System Architecture: A Three-Part Harmony
The Transsion system is built upon a sophisticated Encoder-Adaptor-LLM architecture, meticulously designed to handle the complexities of multilingual speech. It comprises three main components:
First, a Frozen Whisper-large-v3 based speech encoder forms the foundation. This component is responsible for robust acoustic feature extraction, leveraging its extensive pretraining to convert spoken words into a digital representation that the system can understand. By keeping this encoder “frozen,” its powerful, pre-trained capabilities are preserved throughout the training process.
Second, a Trainable Adaptor module acts as a crucial bridge. This module uses a Linear-ReLU-Linear transformation mechanism to effectively align the representations generated by the speech encoder with the text-based representations expected by the large language model. It also performs a frame-splicing operation to reduce the temporal resolution, enhancing computational efficiency without sacrificing accuracy.
Third, a Frozen Qwen2.5-7B-Instruct large language model (LLM) is integrated, enhanced with trainable Low-Rank Adaptation (LoRA). The LLM is responsible for contextual linguistic decoding, essentially turning the processed speech features into coherent text. LoRA is a parameter-efficient fine-tuning method that allows the system to adapt the LLM for the ASR task by training only a small subset of additional parameters, keeping the majority of the LLM’s vast knowledge base intact.
Data and Training: Fueling Performance
The system’s development relied on a rich dataset. Beyond the 1,500 hours of conversational speech provided by the MLC-SLM 2025 Challenge across languages like English, French, German, Italian, Portuguese, Spanish, Japanese, Korean, Russian, Thai, and Vietnamese, Transsion also incorporated a subset of the open-source MSR-86K dataset. This external data resource further enhanced the model’s generalization capabilities.
During training, text normalization was applied, removing punctuation and converting all text to lowercase, consistent with official baselines. The transcriptions were then structured using the Qwen chat template. The training itself was a rigorous process, utilizing eight NVIDIA A100 GPUs and an effective total batch size of 64. An Adam optimizer with a linearly decaying learning rate and a warm-up phase was employed over 4 epochs. Post-training, the best-performing model checkpoints were averaged to achieve optimal results.
Ablation Studies: Proving the Impact
Extensive ablation studies were conducted to understand the impact of different components and strategies. These studies clearly demonstrated the progressive improvements gained through data augmentation and model scaling. For instance, expanding the training dataset with the MSR-86K subset significantly reduced the Word/Character Error Rate (WER/CER). The best performance was achieved by combining both increased model capacity (using Qwen2.5-7B-Instruct) and diversified training data, highlighting the synergistic benefits of these approaches.

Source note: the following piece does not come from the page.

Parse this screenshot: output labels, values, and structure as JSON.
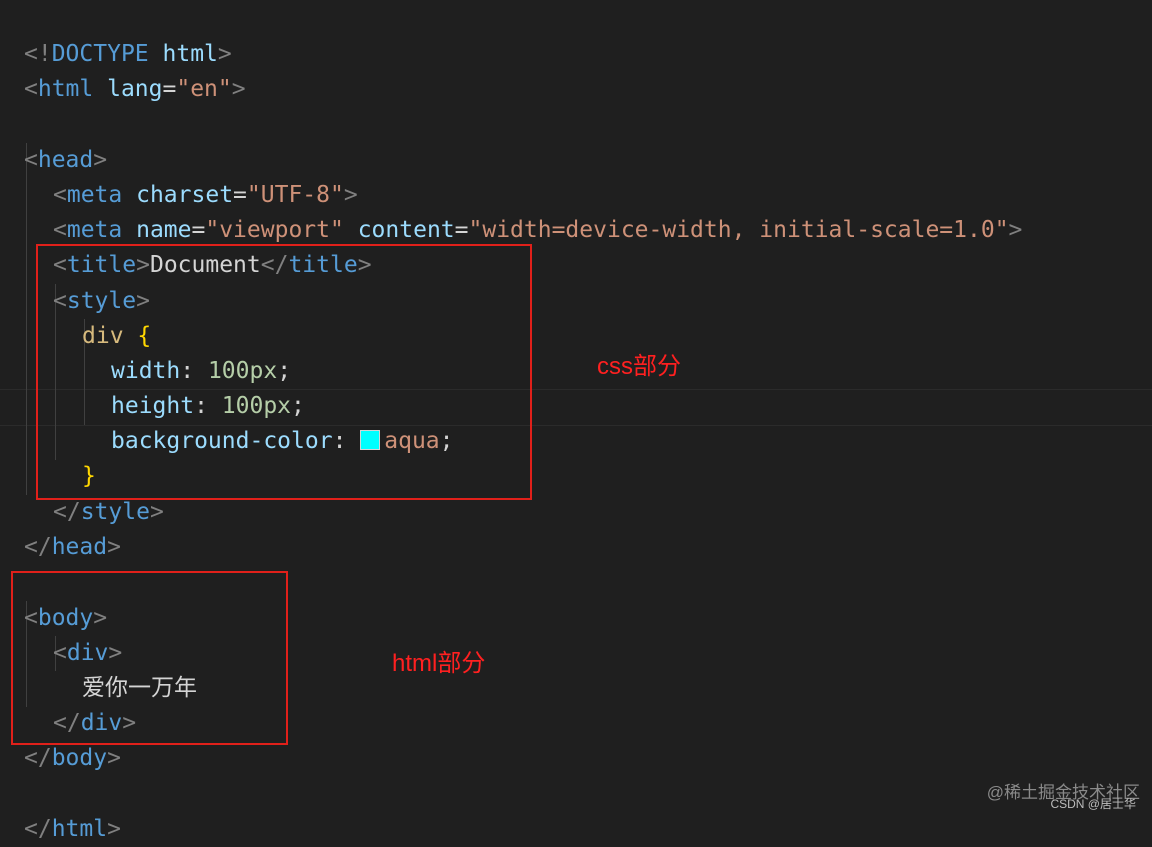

The final submission system, which further incorporated the development set into its training, achieved a remarkable WER/CER of 9.83% across all 11 languages in the evaluation set. This outstanding performance secured its third-place position in the challenge.
Also Read:
- LLaSO: An Open Standard for Large Speech-Language Models
- GOAT: Enhancing Text-to-Speech Reliability by Reducing AI Hallucinations
Conclusion: A Step Forward in Multilingual ASR
The Transsion Speech Team’s work represents a significant advancement in Multilingual Automatic Speech Recognition. By skillfully integrating a frozen Whisper-large-v3 encoder, a trainable adaptor, and a frozen Qwen2.5-7B-Instruct LLM fine-tuned with LoRA, they have created a robust and efficient system. Their success underscores the critical importance of combining advanced architectural designs with diverse and high-quality datasets to push the boundaries of multilingual ASR capabilities.